World

Authorities across the Islamic world had their hands full over the weekend dealing with terrorism or or other forms of militancy:

• An emergency meeting of Israeli Prime Minister Ariel Sharon's Cabinet Sunday night was expected to take up the question of deporting Yasser Arafat after two more Palestinian terrorist bombings killed nine people and wounded 20 others. Sharon, who'd held his first meeting with new Palestinian Prime Minister Mahmoud Abbas a few hours earlier, canceled his scheduled departure for the US "because he felt it necessary to be home," a spokesman said. He and Abbas reportedly failed to narrow any Israeli-Palestinian differences.

• An Islamic organization known to be sympathetic to Al Qaeda was identified as a suspect in Friday night's bombings in Casablanca, Morocco, which killed at least 41 people and hurt about 100 others, many of them critically. Police were raiding Muslim fundamentalist areas across the nation and said "several dozen" militants were in custody, among them one of the attackers who survived the bombings but is too seriously injured to answer questions.

• Police in Riyadh, Saudi Arabia, arrested four suspects in last week's bombings and said all of them are linked to Al Qaeda. They also said they identified the remains of five of the attackers. In another development, security was tightened in the port of Jiddah, especially around the US Consulate, after warnings that the city was a likely target for new attacks.

• Last-ditch negotiations to salvage a cease-fire between the Indonesian government and Muslim separatist rebels collapsed, and the volatile province of Aceh appeared near war. The talks were held on neutral ground in Tokyo, and the government warned that it likely would order a military offensive if they ended in failure.

• Air Force planes were bombing and rocketing Moro Islamic Liberation Front strongholds in the southern Philippines in a new crackdown on what President Gloria Arroyo called "embedded terrorist cells" blamed for bombings that have killed more than 200 people this year.

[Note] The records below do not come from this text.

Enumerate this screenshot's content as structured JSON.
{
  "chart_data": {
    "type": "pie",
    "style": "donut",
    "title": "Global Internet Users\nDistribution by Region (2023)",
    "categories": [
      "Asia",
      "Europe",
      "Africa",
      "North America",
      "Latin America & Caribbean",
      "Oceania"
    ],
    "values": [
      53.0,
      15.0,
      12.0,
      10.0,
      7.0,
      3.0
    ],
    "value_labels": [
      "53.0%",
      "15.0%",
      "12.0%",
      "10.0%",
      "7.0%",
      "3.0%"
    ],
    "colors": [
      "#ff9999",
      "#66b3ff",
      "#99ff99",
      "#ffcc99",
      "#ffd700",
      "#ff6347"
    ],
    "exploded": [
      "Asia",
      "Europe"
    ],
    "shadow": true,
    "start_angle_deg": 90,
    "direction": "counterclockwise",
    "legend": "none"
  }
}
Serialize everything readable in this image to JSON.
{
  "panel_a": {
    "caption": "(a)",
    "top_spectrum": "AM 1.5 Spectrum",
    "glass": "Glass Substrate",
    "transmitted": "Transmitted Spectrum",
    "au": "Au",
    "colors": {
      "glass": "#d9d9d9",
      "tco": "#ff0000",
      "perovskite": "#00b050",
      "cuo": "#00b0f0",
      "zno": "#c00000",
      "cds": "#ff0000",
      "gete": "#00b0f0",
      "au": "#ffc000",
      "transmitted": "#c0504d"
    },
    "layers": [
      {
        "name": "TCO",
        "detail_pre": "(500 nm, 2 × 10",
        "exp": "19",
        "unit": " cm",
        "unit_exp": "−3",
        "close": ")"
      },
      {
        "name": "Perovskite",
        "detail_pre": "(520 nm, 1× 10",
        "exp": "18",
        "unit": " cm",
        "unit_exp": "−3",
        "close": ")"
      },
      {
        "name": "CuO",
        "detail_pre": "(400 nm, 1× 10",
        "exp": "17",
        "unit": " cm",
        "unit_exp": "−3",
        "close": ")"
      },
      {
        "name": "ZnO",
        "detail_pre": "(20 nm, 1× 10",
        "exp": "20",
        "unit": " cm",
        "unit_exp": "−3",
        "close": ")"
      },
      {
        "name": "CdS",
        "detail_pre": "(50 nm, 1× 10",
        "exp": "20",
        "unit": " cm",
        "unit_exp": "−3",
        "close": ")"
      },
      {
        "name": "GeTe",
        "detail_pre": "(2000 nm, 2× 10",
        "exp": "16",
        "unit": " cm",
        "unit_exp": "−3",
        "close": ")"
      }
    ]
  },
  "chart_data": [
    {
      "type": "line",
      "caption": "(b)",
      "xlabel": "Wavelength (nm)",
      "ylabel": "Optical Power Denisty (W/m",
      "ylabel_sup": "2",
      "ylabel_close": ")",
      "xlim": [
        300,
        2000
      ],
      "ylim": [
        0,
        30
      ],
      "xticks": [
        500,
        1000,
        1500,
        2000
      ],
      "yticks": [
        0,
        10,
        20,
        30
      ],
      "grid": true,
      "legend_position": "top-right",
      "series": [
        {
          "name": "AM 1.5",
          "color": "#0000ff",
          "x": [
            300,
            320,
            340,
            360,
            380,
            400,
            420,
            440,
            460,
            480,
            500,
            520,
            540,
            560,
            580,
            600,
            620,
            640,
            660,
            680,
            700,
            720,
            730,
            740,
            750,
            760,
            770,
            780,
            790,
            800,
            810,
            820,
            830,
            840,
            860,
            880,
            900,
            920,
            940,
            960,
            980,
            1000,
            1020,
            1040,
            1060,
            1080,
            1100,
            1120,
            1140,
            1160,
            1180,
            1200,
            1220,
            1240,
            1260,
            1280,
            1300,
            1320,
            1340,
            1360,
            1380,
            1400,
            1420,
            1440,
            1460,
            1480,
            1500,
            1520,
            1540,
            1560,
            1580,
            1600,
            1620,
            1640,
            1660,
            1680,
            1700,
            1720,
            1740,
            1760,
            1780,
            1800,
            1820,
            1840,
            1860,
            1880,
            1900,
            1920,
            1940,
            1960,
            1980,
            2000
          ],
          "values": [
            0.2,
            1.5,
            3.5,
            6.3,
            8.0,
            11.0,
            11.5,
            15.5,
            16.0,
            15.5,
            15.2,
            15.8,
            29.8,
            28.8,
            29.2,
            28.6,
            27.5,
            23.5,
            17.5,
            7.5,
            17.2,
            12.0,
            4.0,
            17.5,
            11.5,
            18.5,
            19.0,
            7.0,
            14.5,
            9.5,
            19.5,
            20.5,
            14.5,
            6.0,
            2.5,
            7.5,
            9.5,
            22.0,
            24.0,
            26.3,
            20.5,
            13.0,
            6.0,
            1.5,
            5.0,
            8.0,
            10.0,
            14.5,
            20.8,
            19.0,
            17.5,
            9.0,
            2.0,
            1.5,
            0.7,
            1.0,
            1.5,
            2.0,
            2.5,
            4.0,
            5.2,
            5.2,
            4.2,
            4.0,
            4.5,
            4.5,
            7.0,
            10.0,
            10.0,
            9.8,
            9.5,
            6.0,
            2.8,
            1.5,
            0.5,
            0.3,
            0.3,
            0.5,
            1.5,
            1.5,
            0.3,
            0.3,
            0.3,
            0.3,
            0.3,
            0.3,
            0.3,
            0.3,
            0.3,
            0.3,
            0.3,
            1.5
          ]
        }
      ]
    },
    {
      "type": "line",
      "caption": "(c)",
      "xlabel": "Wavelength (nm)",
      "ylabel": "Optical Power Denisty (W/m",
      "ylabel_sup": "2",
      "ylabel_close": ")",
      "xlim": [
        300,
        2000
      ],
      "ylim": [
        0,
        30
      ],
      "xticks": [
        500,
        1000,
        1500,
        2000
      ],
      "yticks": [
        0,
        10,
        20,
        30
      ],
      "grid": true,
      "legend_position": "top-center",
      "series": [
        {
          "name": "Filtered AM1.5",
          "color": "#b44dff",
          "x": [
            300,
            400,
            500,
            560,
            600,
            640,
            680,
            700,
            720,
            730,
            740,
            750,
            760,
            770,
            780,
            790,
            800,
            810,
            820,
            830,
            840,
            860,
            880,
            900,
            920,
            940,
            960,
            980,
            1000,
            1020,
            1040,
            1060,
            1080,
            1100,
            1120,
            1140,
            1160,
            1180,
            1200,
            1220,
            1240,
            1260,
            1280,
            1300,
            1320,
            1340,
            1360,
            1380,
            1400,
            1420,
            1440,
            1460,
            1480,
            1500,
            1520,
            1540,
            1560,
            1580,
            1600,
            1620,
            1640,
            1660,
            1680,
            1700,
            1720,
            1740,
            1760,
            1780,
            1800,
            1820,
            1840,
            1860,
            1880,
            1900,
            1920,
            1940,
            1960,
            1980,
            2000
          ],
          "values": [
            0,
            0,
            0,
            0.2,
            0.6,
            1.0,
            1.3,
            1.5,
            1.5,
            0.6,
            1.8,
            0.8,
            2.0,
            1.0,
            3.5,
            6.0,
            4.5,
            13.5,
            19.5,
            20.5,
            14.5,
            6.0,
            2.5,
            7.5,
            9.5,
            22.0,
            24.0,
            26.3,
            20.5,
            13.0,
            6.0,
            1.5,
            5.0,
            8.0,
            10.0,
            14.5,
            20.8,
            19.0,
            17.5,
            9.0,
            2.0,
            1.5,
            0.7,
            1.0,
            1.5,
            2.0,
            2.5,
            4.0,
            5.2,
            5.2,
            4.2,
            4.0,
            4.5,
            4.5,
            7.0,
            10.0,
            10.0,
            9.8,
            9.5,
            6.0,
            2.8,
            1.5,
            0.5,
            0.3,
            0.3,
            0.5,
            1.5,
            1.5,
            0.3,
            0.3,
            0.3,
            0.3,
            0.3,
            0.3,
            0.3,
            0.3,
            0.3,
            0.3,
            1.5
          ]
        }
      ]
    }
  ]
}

The new senior US administrator in Iraq disputed published reports that the planned transition to an interim authority there would be suspended. Paul Bremer said "We haven't discussed" such a move, and he predicted progress "rather quickly in this transitional phase." The New York Times and Washington Post reported that Iraqi political leaders had been told the plans for a national assembly and interim government by the end of the month were being delayed indefinitely. Bremer did say, however, that tens of thousands of Baath Party members would be barred from any future Iraqi government.